Publicly verify that a a ticket was issued by an authority with around 8 digits

Im building a backend for webapp(s), so that we can sell tickets for our events. The events ranges from 100-700 guests.

We sell tickets online and we would like to be able to scan the tickets at the entrance. This is done via a Barcode-128. But in the case it is not possible to scan the code, one should be able to type in the code and check it this way. So the code should not be longer than circa 12 digits.

Since on some location we have no internet it should be possible to download something like a public key before the festival.

I researched a little bit and found this. Which seemed like a fine solution. Simply take tow identifiers like the event- and order-id (maybe hash them), sign them and only take the first or last 5 digits of the signature and append them to the string. The verifier then can check the signature. But this mean that the verify either has to hold the privat key. To generate the whole signature and compare only a part of it or that the signature is very long. Am I right? I don't like this because the verifier should be independent from the seller.

Then I thought: okay let's do the same thing, take two identifiers and asymmetrically encrypt them. So I could share the private key and only if the second part can be decrypted with the public key and matches the first part the ticket is valid. The methods of async encryption that I know produce alway very long messages. So same problem as before.

Then I found this which seems fine. But im wondering if FPE is too easy to break since the checksum is only like 5 to 8 digits and that's not a lot of entropy.

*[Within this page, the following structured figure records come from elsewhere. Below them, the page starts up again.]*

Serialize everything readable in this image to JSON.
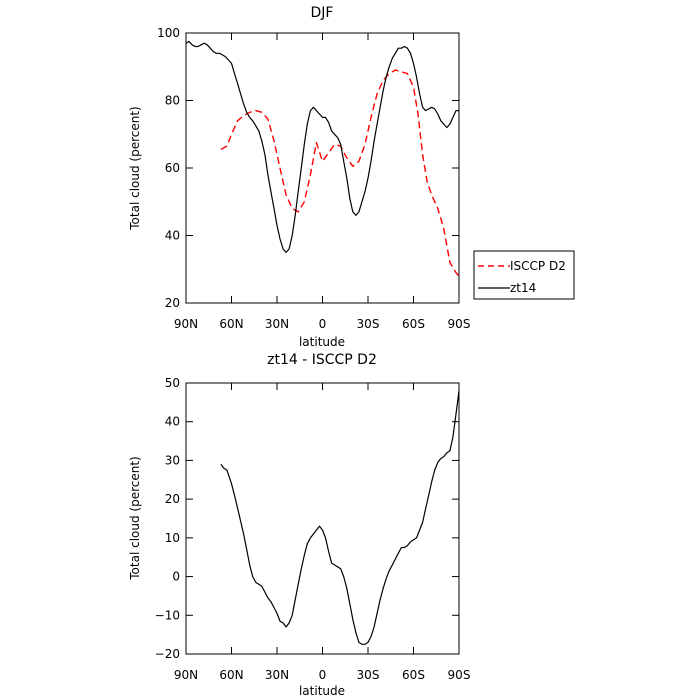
{
  "chart_data": [
    {
      "type": "line",
      "title": "DJF",
      "xlabel": "latitude",
      "ylabel": "Total cloud (percent)",
      "xlim": [
        90,
        -90
      ],
      "ylim": [
        20,
        100
      ],
      "xticks": [
        90,
        60,
        30,
        0,
        -30,
        -60,
        -90
      ],
      "xtick_labels": [
        "90N",
        "60N",
        "30N",
        "0",
        "30S",
        "60S",
        "90S"
      ],
      "yticks": [
        20,
        40,
        60,
        80,
        100
      ],
      "ytick_labels": [
        "20",
        "40",
        "60",
        "80",
        "100"
      ],
      "legend": "outside-right",
      "series": [
        {
          "name": "ISCCP D2",
          "color": "#ff0000",
          "dash": "dashed",
          "x": [
            67,
            63,
            60,
            56,
            52,
            48,
            44,
            40,
            36,
            32,
            28,
            24,
            20,
            16,
            12,
            8,
            4,
            0,
            -4,
            -8,
            -12,
            -16,
            -20,
            -24,
            -28,
            -32,
            -36,
            -40,
            -44,
            -48,
            -52,
            -56,
            -60,
            -63,
            -66,
            -69,
            -72,
            -76,
            -80,
            -84,
            -88,
            -90
          ],
          "y": [
            65.5,
            66.5,
            70,
            74,
            75.5,
            76.5,
            77,
            76.5,
            74.5,
            68,
            60,
            52,
            48,
            47,
            50,
            58,
            67.5,
            62,
            64.5,
            67,
            66.5,
            63,
            60.5,
            62,
            67,
            75,
            82,
            86,
            88,
            89,
            88.5,
            88,
            84,
            76,
            64,
            56,
            52,
            48,
            42,
            32,
            29,
            28
          ]
        },
        {
          "name": "zt14",
          "color": "#000000",
          "dash": "solid",
          "x": [
            90,
            88,
            86,
            84,
            82,
            80,
            78,
            76,
            74,
            72,
            70,
            68,
            66,
            64,
            62,
            60,
            58,
            56,
            54,
            52,
            50,
            48,
            46,
            44,
            42,
            40,
            38,
            36,
            34,
            32,
            30,
            28,
            26,
            24,
            22,
            20,
            18,
            16,
            14,
            12,
            10,
            8,
            6,
            4,
            2,
            0,
            -2,
            -4,
            -6,
            -8,
            -10,
            -12,
            -14,
            -16,
            -18,
            -20,
            -22,
            -24,
            -26,
            -28,
            -30,
            -32,
            -34,
            -36,
            -38,
            -40,
            -42,
            -44,
            -46,
            -48,
            -50,
            -52,
            -54,
            -56,
            -58,
            -60,
            -62,
            -64,
            -66,
            -68,
            -70,
            -72,
            -74,
            -76,
            -78,
            -80,
            -82,
            -84,
            -86,
            -88,
            -90
          ],
          "y": [
            97,
            97.5,
            96.5,
            96,
            96,
            96.5,
            97,
            96.5,
            95.5,
            94.5,
            94,
            94,
            93.5,
            93,
            92,
            91,
            88,
            85,
            82,
            79,
            76.5,
            75,
            74,
            72.5,
            71,
            68,
            64,
            58,
            53,
            48,
            43,
            39,
            36,
            35,
            36,
            40,
            46,
            53,
            60,
            67,
            73,
            77,
            78,
            77,
            76,
            75,
            75,
            73.5,
            71,
            70,
            69,
            67,
            62,
            57,
            51,
            47,
            46,
            47,
            50,
            53,
            57,
            62,
            68,
            73,
            78,
            83,
            87,
            90,
            92.5,
            94,
            95.5,
            95.5,
            96,
            95.5,
            94,
            91,
            87,
            82,
            78,
            77,
            77.5,
            78,
            77.5,
            76,
            74,
            73,
            72,
            73,
            75,
            77,
            77
          ]
        }
      ]
    },
    {
      "type": "line",
      "title": "zt14 - ISCCP D2",
      "xlabel": "latitude",
      "ylabel": "Total cloud (percent)",
      "xlim": [
        90,
        -90
      ],
      "ylim": [
        -20,
        50
      ],
      "xticks": [
        90,
        60,
        30,
        0,
        -30,
        -60,
        -90
      ],
      "xtick_labels": [
        "90N",
        "60N",
        "30N",
        "0",
        "30S",
        "60S",
        "90S"
      ],
      "yticks": [
        -20,
        -10,
        0,
        10,
        20,
        30,
        40,
        50
      ],
      "ytick_labels": [
        "−20",
        "−10",
        "0",
        "10",
        "20",
        "30",
        "40",
        "50"
      ],
      "series": [
        {
          "color": "#000000",
          "dash": "solid",
          "x": [
            67,
            65,
            63,
            60,
            58,
            55,
            52,
            50,
            48,
            46,
            44,
            42,
            40,
            38,
            36,
            34,
            32,
            30,
            28,
            26,
            24,
            22,
            20,
            18,
            16,
            14,
            12,
            10,
            8,
            6,
            4,
            2,
            0,
            -2,
            -4,
            -6,
            -8,
            -10,
            -12,
            -14,
            -16,
            -18,
            -20,
            -22,
            -24,
            -26,
            -28,
            -30,
            -32,
            -34,
            -36,
            -38,
            -40,
            -42,
            -44,
            -46,
            -48,
            -50,
            -52,
            -54,
            -56,
            -58,
            -60,
            -62,
            -64,
            -66,
            -68,
            -70,
            -72,
            -74,
            -76,
            -78,
            -80,
            -82,
            -84,
            -86,
            -88,
            -90
          ],
          "y": [
            29,
            28,
            27.5,
            24,
            21,
            16,
            11,
            7,
            3,
            0,
            -1.5,
            -2,
            -2.5,
            -4,
            -5.5,
            -6.5,
            -8,
            -9.5,
            -11.5,
            -12,
            -13,
            -12,
            -10,
            -6,
            -2,
            2,
            5.5,
            8.5,
            10,
            11,
            12,
            13,
            12,
            10,
            6.5,
            3.5,
            3,
            2.5,
            2,
            0,
            -3,
            -7,
            -11,
            -14.5,
            -17,
            -17.5,
            -17.5,
            -17,
            -15.5,
            -13,
            -9.5,
            -6,
            -3,
            -0.5,
            1.5,
            3,
            4.5,
            6,
            7.5,
            7.5,
            8,
            9,
            9.5,
            10,
            12,
            14,
            17.5,
            21,
            24.5,
            27.5,
            29.5,
            30.5,
            31,
            32,
            32.5,
            36,
            42,
            48
          ]
        }
      ]
    }
  ]
}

Do I have to worry about this? Or does someone have a different, better idea? My knowledge of cryptography is ver limited. Maybe I understood something wrong.

Format Preserving Encryption would work fine. The change I would make is not using it as a 'checksum', but instead just taking the ticket number (which may be a value between 0 and, say, 699) and FPE encrypting that as a 12 digit number). That way, you don't have to worry about 'limited entropy', because breaking it would require either guessing the key (which, if it's 128 bits or more, is just too hard) or randomly guessing and hoping you hit on a valid barcode - in that case, if you issue 1,000 valid tickets (and so only values that decrypt to 0 through 999 are accepted), the probability of guessing correctly is $10^{3-12}$, that is, one in a billion - not real good odds.

The only issue I can see with FPE is that there are no common implementations (which is a shame - I believe FPE is a generally useful tool)

However, there is an alternative that is commonly available, and would work just as well - Message Authentication Codes (MAC).

A MAC works like a signature, except that there are not separate signing and verifying keys - instead, one key does both operations. You'd generate a random key, and give that to both the ticket issuer, and the ticket scanner (just like in the FPE idea).

What you'd do is have the first three digits of the ticket be the serial number 000-999 (or 699 if you have 700 guests). The rest of the digits would be the MAC of the first three digits, converted into decimal (and truncated appropriately). To validate the ticket, the scanner would take the first three digits, and compute the MAC (using the key it knows), and checks that to the last 9 digits.

This gives you the same security as the FPE idea, and MAC implementations are readily available. Of course, with an FPE, you don't have to worry about converting things into decimal (FPEs can work directly with decimal values); standard MACs work in binary, and so to make them decimal, some sort of base conversion will be needed; however base conversion code is far more straight-forward than working FPE code.

There are a number of types of MACs available; I'd stay away from MACs with an IV, and stick with either HMAC, KMAC and CMAC.

One final issue for you to consider (which has nothing to do about your question): one obvious attack would be to take a valid ticket, and run it through a copier, and generate a number of tickets which would all authenticate. If you have a single scanner, you can easily stop that (by having the scanner remember all the serial numbers it has seen before). If you have multiple, and they cannot communicate, well, that's a bigger issue.